– Какого хрена?! Сюда, может быть, уже полиция едет! П…ц!

– Этот… сучий потрох убил… двоих наших!

– Что?!

– В Риге. Я его знаю. Он… из ФСБ.

– Твою мать, так все равно ни хрена нельзя!

За спиной раздался кашель, они оба повернулись. Русский, сидя у машины, сплюнул на землю кровь.

– Поговорим?

Украина, Киев. 11 августа 2020 года. Бандеровщина

Колонна машин, просквозив по полупустому Бориспольскому шоссе и оставив за собой блок-посты, срубленные под ноль деревья и многочисленные камеры наблюдения, ворвалась в Киев подобно коннице монгольских завоевателей. Почти не снижая скорости, ушли на развилке на генерала Кульчицкого[8]. Редкие машины жались к обочине даже несмотря на то, что мигалки не включали. На «шкодах» с затемненными окнами на Украине ездили очень опасные люди…

Машины остановились около бывшего здания РУВД. После люстрации большую часть милиционеров уволили, количество райотделов в Киеве сократили вдвое – к милиции даже те, кто стал сотрудниками спецслужб, испытывали почти классовую ненависть. Оставшиеся здания занимали бойцы Нацгвардии, отряды УНА-УНСО и сотрудники спецслужб – помещения не пустовали. Занимались здесь, в принципе, тем же самым, что и при милиции, только руководствовались не законом, а национальным чутьем и этнической ненавистью.

Бритый паренек с автоматом у входа, увидев начальство, вскочил:

– Слава Украине!

Приехавшие, не отвечая, прошли к лестнице. Здание, после того как из него выселили милицию, не знало даже косметического ремонта и постепенно приходило в упадок. На лестничных клетках окна помутнели от сигаретного дыма, часть стеклоблоков была повреждена или выбита. Несмотря на то что в воздухе висел свежий сигаретный дым, никого тут не было. Увидели подъезжающие машины и разбежались по кабинетам…

Они поднялись на четвертый, начальственный. Там – на единственном этаже – были переделки: в нескольких кабинетах сломали стены с соседними, увеличив их площадь. Дождь не только не унялся, но и пошел сильнее, стегая по окнам мутной водой…

У одной из дверей гость неожиданно задержался, прислушался. За дверью – судя по звукам – кого-то избивали, и чей-то сорванный голос харкал ненавистью, перемежаясь сочными звуками ударов.

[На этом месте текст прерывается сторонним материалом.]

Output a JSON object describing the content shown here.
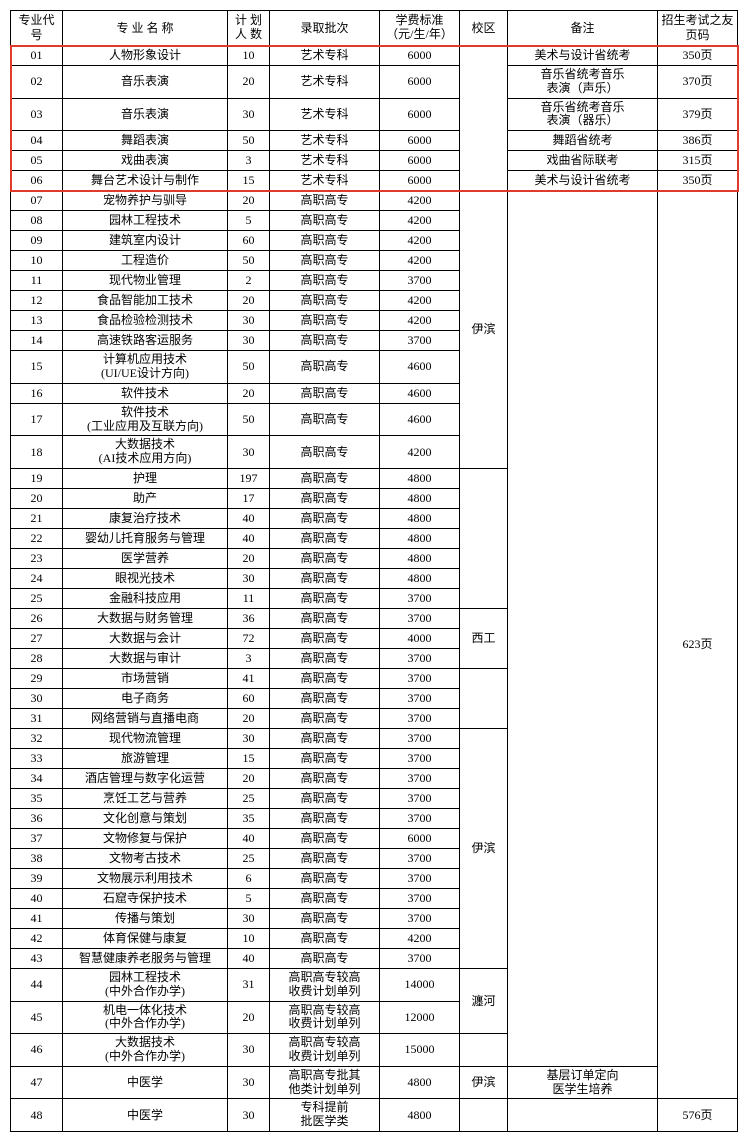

– Кому налэжыт Крым?! Кому налэжыт Крым, с…а?! –  Брат! – позвал Дiд, отпирая дверь своего кабинета. – Заходи, чего встал. Сейчас чаю принесут…


Чай был вкусным. Кабинет – пустым, заброшенным. Не было в нем той невидимой человеческой ауры, которая присутствует в обжитых людьми местах. Стол; в беспорядке – стулья: очевидно, их принесли сюда для какой-то летучки и даже не потрудились потом выстроить в ряд. На стене – сиротливо висел Бандера, но не официальный портрет, а выполненный карандашом рисунок, даже набросок…

– Пацан один подарил, – перехватил Дiд взгляд гостя, – один из первых. Сказал, когда выпускался: жаль, что я про героев так мало знаю.

– Лег он под Мариуполем. Еще в четырнадцатом.

– Да примет его Аллах…

Дiд попробовал губами чай:

– Горячий. Ты что, правоверным заделался?

– Я всегда им и был. Тяжело без веры.

– То так. Со священником легче. Только вера у нас другая, ты уж извини.

– За что? Вера… она в конечном итоге к одному сводится – к справедливости. Есть справедливость – есть и вера. Люди в несправедливость верить не будут. Вот в Сирии – ты думаешь, там другие люди? Те же самые. Только они Аллаху молятся, а вы – Христу. Но просят одного и того же. Свободы. Справедливости. Конца тирании.

– Говорят, совсем плохо там.

– Плохо… там уже много лет плохо. Хуже, чем есть – уже не бывать.